Just as orgasm is a pleasure that is neither terminal nor preliminary, but pleasure that is exempted from having to begin and end, similarly orgasmic sense is sense that ends neither in signification nor in the unsignifiable. “Jouis-sens,”8 as Lacan says, but it must be understood that orgasm is always about sense in all senses. To have an orgasm is always to feel, and since to feel is always also to feel oneself feeling, thus presupposing an alteration and an alterity, to have an orgasm is to feel oneself through the other and in the other.

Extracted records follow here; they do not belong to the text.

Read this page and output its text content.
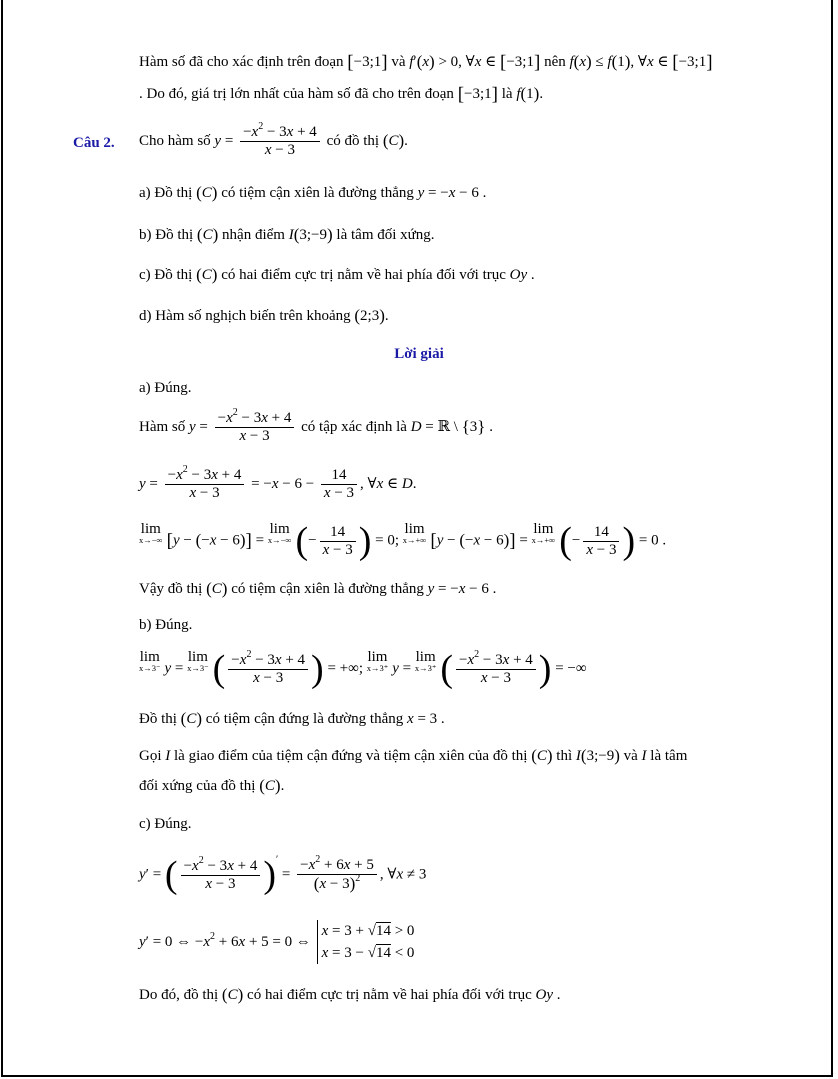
Hàm số đã cho xác định trên đoạn [−3;1] và f′(x) > 0, ∀x ∈ [−3;1] nên f(x) ≤ f(1), ∀x ∈ [−3;1]
. Do đó, giá trị lớn nhất của hàm số đã cho trên đoạn [−3;1] là f(1).
Câu 2. Cho hàm số $y = \frac{-x^2 - 3x + 4}{x - 3}$ có đồ thị (C).
a) Đồ thị (C) có tiệm cận xiên là đường thẳng y = −x − 6 .
b) Đồ thị (C) nhận điểm I(3;−9) là tâm đối xứng.
c) Đồ thị (C) có hai điểm cực trị nằm về hai phía đối với trục Oy .
d) Hàm số nghịch biến trên khoảng (2;3).
Lời giải
a) Đúng.
Hàm số $y = \frac{-x^2 - 3x + 4}{x - 3}$ có tập xác định là D = ℝ \ {3} .
$y = \frac{-x^2 - 3x + 4}{x - 3} = -x - 6 - \frac{14}{x - 3}$ , ∀x ∈ D.
lim
x→−∞ [y − (−x − 6)] = lim
x→−∞ (− $\frac{14}{x - 3}$ ) = 0; lim
x→+∞ [y − (−x − 6)] = lim
x→+∞ (− $\frac{14}{x - 3}$ ) = 0 .
Vậy đồ thị (C) có tiệm cận xiên là đường thẳng y = −x − 6 .
b) Đúng.
lim
x→3⁻ y = lim
x→3⁻ ( $\frac{-x^2 - 3x + 4}{x - 3}$ ) = +∞; lim
x→3⁺ y = lim
x→3⁺ ( $\frac{-x^2 - 3x + 4}{x - 3}$ ) = −∞
Đồ thị (C) có tiệm cận đứng là đường thẳng x = 3 .
Gọi I là giao điểm của tiệm cận đứng và tiệm cận xiên của đồ thị (C) thì I(3;−9) và I là tâm
đối xứng của đồ thị (C).
c) Đúng.
y′ = ( $\frac{-x^2 - 3x + 4}{x - 3} )' = \frac{-x^2 + 6x + 5}{(x - 3)^2}$ , ∀x ≠ 3
y′ = 0 ⇔ $-x^2 + 6x + 5 = 0$ ⇔
x = 3 + √14 > 0
x = 3 − √14 < 0
Do đó, đồ thị (C) có hai điểm cực trị nằm về hai phía đối với trục Oy .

As for sense, you have to feel it go by, and doubtless we must even assert: sense is precisely that: the fact of feeling it go by, and of its feeling itself going from one to the other (from one person to the other as well as from one sense to another).

This might well be called “consenting”: neither a consensus, nor submission, but consent to feeling the other and being felt by him or her, consent to the other person’s feeling him or herself, and thus infinitely fleeing the very flight of orgasm, whose breaking away is at the same time identically the consent to orgasm. Sex, from this point of view, is the sense of the senses. Not that it constitutes the only paradigm for this, but that it offers the syntax for it. That is relationship—by which sense regains sense. It is nothing other than relationship, the back and forth from one to the other. Sense depends on nothing but a receptivity, an affectability, a passibility: what there is of sense is what comes to me, strikes me, disturbs me, moves me. Its truth is the instantaneous touch; its sense is the movement to and fro.

There is no sense for just one, Bataille said. What makes sense is what does not cease circulating and being exchanged, like coins in fact, but coins whose currency is incommensurable with any possible equivalent. Sense is shared, or it does not exist. The contrasting couple of the exclusive ineffable and the general equivalent, or, if you prefer, of negative theology and monetary ontology, is the result of the disintegration of sharing itself, in which each of two senses falls to a single side. Unique sense, in sum, is always unilateral, and no longer has any sense for that very reason. Nor is it a question of juxtaposing multiple senses. Here’s the point: What makes sense is one person speaking to another, just as what makes love is someone making love to someone else. And one being the other by turns or simultaneously, without there being an end to these comings and goings. The goal—if we must speak of a goal—is not to be done with sense. It is not even mutual understanding: it is to speak anew.

We know this already, and yet when we find ourselves standing on the edge of a vacuum of sense—whether in the domain of history, art, matters of state, sexuality, technology, or biology—we stand nonplussed. Yet it is precisely there, in the place of our relinquishment, that the truth becomes available, not within easy reach or within shouting range, but within the range of language.

The lesson is very simple, as always, but the task is awesome. We, we others, have no lesser task than that of understanding and practicing the sharing of sense—of the sense of the world, no less. That doesn’t mean dialogue and communication, which drag themselves listlessly along like saturated significations and the latest conventional chit-chat, but it wants to say—or no longer even wants but simply says—something other, for which the proud and solitary word [parole] is worth as much as mutual conversation: that the truth of sense is properly nothing but its being shared, that is, at once its passage between us (we who are always other than ourselves) and its internal and sovereign dehiscence, by means of which its law justifies its exception, by means of which sense is exempted from itself in order to be what it is, and by which its jouissance is not its sensed result but the exercise of its very sense, its sensitivity, its sensuality, and its feeling. Again it is Barthes who spoke of a “love of the language”: that love is every bit as worthy— the expression is particularly apt—as the love of one’s neighbor, and might even be said to make up all the latter’s value and sense. And there we have, if I still dare use this word, an ethics for our time—and more than an ethics.